Bug 1222059 (CVE-2023-46049)

Summary: VUL-1: CVE-2023-46049: llvm: NULL pointer dereference in parseOneMetadata() via crafted pdflatex.fmt file (or perhaps a crafted .o file) to llvm-lto
Product: [Novell Products] SUSE Security Incidents Reporter: SMASH SMASH <smash_bz>
Component: IncidentsAssignee: Michael Matz <matz>
Status: NEW --- QA Contact: Security Team bot <security-team>
Severity: Minor    
Priority: P4 - Low CC: carlos.lopez
Version: unspecified   
Target Milestone: ---   
Hardware: Other   
OS: Other   
URL: https://smash.suse.de/issue/399123/
Whiteboard: CVSSv3.1:SUSE:CVE-2023-46049:3.3:(AV:L/AC:L/PR:N/UI:R/S:U/C:N/I:N/A:L)
Found By: Security Response Team Services Priority:
Business Priority: Blocker: ---
Marketing QA Status: --- IT Deployment: ---

Description SMASH SMASH 2024-03-27 10:55:58 UTC 
LLVM 15.0.0 has a NULL pointer dereference in the parseOneMetadata() function via a crafted pdflatex.fmt file (or perhaps a crafted .o file) to llvm-lto. NOTE: this is disputed because the relationship between pdflatex.fmt and any LLVM language front end is not explained, and because a crash of the llvm-lto application should be categorized as a usability problem.

References:
http://web.nvd.nist.gov/view/vuln/detail?vulnId=CVE-2023-46049
https://www.cve.org/CVERecord?id=CVE-2023-46049
http://seclists.org/fulldisclosure/2024/Jan/66
https://github.com/llvm/llvm-project/issues/67388
https://llvm.org/docs/Security.html
Comment 1 Carlos López 2024-03-27 10:57:10 UTC 
Barely a security issue if at all.
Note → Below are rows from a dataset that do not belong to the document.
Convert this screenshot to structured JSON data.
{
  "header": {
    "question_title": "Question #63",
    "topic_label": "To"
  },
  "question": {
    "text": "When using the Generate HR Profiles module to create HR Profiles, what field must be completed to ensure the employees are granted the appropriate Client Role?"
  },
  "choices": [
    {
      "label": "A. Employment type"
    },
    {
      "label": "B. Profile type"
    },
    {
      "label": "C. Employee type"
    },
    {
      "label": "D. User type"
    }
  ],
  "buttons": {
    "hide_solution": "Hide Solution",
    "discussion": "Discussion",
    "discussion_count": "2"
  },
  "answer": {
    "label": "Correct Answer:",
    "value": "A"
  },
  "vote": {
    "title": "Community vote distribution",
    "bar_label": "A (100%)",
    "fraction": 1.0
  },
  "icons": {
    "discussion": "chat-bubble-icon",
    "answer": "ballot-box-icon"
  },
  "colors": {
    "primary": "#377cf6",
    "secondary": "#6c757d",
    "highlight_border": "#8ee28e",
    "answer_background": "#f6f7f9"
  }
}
Anyhow, the fix seems trivial:
https://github.com/llvm/llvm-project/commit/c2515a8f2be5dd23354c9891f41ad104000f88c4
Comment 2 Richard Biener 2024-03-27 12:00:34 UTC 
llvm-lto is part of the llvm15 package which isn't shipped to SLES customers,
only libLLVM15 is.  llvm15 is available via PackageHub on some codestreams
but as such unsupported:

Information for package llvm15:
-------------------------------
Repository     : SLE-Module-Packagehub-Subpackages15-SP5-Updates
Name           : llvm15
Version        : 15.0.7-150500.4.4.1
Arch           : x86_64
Vendor         : SUSE LLC <https://www.suse.com/>
Support Level  : unsupported
Installed Size : 11.6 MiB
Installed      : Yes
Status         : up-to-date
Source package : llvm15-15.0.7-150500.4.4.1.src
Upstream URL   : https://www.llvm.org/
Summary        : Low Level Virtual Machine
Description    : 
    LLVM is a compiler infrastructure designed for compile-time,
    link-time, runtime, and idle-time optimization of programs from
    arbitrary programming languages.

    The compiler infrastructure includes mirror sets of programming
    tools as well as libraries with equivalent functionality.

apart from the fact that this is of course is not a security issue at all.

llvm15 is no longer maintained upstream either.